Lord’s cricket pavilion was the gentlemanly setting of the Savile Row & St. James’s event; it was the perfect backdrop to celebrate the finest names in British tailoring heritage:

7. Camo Continued

The presence of the armed forces was evident again this season, with designers re-working the camouflage print that has been a central element in men’s wardrobes for a number of seasons now.

Reinvented in overblown, abstract forms and innovative colour combinations, labels from Lee Roach to military-print master Christopher Raeburn proved that army style will continue to keep us in line next summer:

8. All That Glitters

Metallics and glossy treatments, already a feature of current SS13 collections, were reinterpreted and used as embellishments in multiple collections.

Nasir Mazar included silver trimmed backpacks and sequin detailed separates, Shaun Samson showed metallic topped trousers, hats and iridescent-pinstripe shorts, and master colourist Jonathan Saunders applied high-shine treatments to his boldly printed fabrics:

9. Perforated Perfection

Mesh, lace and sheer fabrics were a strong feature throughout many collections.

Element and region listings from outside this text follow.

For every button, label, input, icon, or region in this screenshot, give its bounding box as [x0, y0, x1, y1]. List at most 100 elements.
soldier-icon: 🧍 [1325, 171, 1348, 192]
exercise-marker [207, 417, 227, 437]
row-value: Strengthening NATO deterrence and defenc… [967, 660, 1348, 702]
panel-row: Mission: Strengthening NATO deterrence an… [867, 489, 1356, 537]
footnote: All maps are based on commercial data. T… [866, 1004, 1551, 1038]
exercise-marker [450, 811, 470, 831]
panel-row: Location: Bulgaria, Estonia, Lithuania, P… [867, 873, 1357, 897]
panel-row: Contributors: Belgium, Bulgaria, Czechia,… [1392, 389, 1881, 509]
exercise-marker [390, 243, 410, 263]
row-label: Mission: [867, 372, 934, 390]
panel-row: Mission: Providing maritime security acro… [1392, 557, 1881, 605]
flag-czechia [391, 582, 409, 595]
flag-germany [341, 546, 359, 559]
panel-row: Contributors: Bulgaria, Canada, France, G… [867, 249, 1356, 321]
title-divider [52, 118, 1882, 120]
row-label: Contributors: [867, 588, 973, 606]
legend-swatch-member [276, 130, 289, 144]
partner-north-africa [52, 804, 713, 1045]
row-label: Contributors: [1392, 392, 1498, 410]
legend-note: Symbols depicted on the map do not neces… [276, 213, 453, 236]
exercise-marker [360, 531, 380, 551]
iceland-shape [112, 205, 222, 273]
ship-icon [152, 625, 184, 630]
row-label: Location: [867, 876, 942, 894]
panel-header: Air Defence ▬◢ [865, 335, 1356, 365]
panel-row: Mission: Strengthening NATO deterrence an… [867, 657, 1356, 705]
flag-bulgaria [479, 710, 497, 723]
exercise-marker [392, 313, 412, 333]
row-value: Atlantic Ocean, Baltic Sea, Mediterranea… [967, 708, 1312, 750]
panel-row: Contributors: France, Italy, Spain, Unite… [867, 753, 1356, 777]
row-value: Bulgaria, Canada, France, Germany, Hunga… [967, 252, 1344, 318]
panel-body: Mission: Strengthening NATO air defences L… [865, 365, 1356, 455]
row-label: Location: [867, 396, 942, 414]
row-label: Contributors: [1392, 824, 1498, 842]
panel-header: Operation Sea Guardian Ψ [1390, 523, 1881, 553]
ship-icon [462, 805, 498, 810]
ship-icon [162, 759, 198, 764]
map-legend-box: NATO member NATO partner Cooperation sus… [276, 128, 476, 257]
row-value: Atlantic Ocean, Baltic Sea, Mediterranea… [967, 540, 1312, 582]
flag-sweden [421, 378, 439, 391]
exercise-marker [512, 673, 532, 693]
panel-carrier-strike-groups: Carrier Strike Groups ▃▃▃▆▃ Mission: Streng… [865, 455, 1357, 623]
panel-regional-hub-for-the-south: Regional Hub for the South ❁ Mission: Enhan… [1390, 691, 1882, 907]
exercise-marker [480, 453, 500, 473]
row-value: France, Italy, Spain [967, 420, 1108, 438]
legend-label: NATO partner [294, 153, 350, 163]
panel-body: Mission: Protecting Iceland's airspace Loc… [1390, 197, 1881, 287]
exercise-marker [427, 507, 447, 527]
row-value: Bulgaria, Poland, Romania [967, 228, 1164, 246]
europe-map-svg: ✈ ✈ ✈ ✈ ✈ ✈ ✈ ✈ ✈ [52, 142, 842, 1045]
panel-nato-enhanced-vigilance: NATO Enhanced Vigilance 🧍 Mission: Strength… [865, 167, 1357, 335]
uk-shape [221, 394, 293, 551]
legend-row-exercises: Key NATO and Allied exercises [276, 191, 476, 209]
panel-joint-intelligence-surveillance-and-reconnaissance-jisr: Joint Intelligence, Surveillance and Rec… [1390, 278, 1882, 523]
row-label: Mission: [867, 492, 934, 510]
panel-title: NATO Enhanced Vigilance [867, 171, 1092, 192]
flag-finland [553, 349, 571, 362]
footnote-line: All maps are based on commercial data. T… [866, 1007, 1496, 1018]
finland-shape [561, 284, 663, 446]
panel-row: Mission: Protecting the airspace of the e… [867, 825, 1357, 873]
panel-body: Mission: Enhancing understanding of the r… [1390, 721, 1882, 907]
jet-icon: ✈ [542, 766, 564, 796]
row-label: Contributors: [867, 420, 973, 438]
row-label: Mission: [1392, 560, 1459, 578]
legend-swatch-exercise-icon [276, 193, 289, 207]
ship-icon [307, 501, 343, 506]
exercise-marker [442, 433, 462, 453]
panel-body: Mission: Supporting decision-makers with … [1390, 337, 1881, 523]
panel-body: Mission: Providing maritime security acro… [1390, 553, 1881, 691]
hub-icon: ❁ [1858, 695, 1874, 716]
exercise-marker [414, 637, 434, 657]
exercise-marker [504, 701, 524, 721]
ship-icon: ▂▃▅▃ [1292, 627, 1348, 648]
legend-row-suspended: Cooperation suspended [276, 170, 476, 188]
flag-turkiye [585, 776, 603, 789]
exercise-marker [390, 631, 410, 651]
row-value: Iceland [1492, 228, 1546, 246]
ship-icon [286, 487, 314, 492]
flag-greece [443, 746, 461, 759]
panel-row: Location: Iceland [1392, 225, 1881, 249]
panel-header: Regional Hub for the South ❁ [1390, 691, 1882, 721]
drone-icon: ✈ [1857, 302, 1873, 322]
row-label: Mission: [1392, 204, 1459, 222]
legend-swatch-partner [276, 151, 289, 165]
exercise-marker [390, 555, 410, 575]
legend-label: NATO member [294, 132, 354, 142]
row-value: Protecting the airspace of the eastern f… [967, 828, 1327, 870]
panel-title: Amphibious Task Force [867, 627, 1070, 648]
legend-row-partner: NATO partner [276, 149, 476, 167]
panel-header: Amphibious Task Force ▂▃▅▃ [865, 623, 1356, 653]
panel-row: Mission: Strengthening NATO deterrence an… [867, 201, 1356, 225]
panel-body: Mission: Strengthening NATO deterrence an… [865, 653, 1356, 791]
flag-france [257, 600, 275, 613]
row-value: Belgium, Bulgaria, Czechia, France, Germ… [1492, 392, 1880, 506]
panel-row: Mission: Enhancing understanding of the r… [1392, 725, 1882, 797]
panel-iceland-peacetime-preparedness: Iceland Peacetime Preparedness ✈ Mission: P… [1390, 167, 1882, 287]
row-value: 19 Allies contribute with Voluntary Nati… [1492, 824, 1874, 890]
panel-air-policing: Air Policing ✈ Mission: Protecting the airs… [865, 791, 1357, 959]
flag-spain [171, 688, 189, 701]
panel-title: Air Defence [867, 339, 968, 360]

Astrid Anderson gave a masculine edge to traditionally feminine lace by pairing needlepoint-netting tops with urban sportswear; Alan Taylor at MAN integrated perforated panelled overlays into his tailoring, exploring the designer’s avant-garde ‘4th Dimension’ theme; and Christopher Raeburn worked the trend into his designs by using contrast mesh-sleeves.

Shaun Samson’s masculine urban aesthetic was juxtaposed by the use of fine, sheer materials in tops and jackets, whilst Richard Nicoll’s and Joseph Turvey’s collections also sported an array of perforated materials and inserts, reinforcing the trend for SS14:

10. Cowboys Without Indians

Hentsch Man’s novel presentation in Covent Garden’s dishevelled-cool Langley Street garage exhibited a playfully masculine array of western-check shirting and plaid trousers, topped with statement-making Stetson hats. The collection was presented on a platform adorned with a graffiti wall, bull skulls and cacti that looked as though they had just been plucked from the Nevada desert.

Topman Design’s collection, entitled ‘Techno Cowboy’, gave the traditional herdsman uniform a luxe edge by sending their models down the catwalk in a sequence of embroidered and embellished silk western shirts, lending an über-masculine style a softer edge:

Final Word

Filled with all the drama and ingenious creativity we anticipate from the British capital, this season’s London Collections: MEN was a continual sequence of sartorial excellence. There was a certain unity across many of the collections that brought a feeling of cohesiveness to the shows, which is a signature feature of London’s creative energy; it is this that defines the city’s unique position as a world centre of design prowess.

Whilst many of the looks outlined above may be a little too outlandish for the everyday male, we can no doubt expect the themes exhibited to translate into more commercial forms over the next twelve months. But where would we be without such dynamic events to showcase the very avant-garde expressionism that fuels the industry? After all, fashion is meant to inspire, is it not?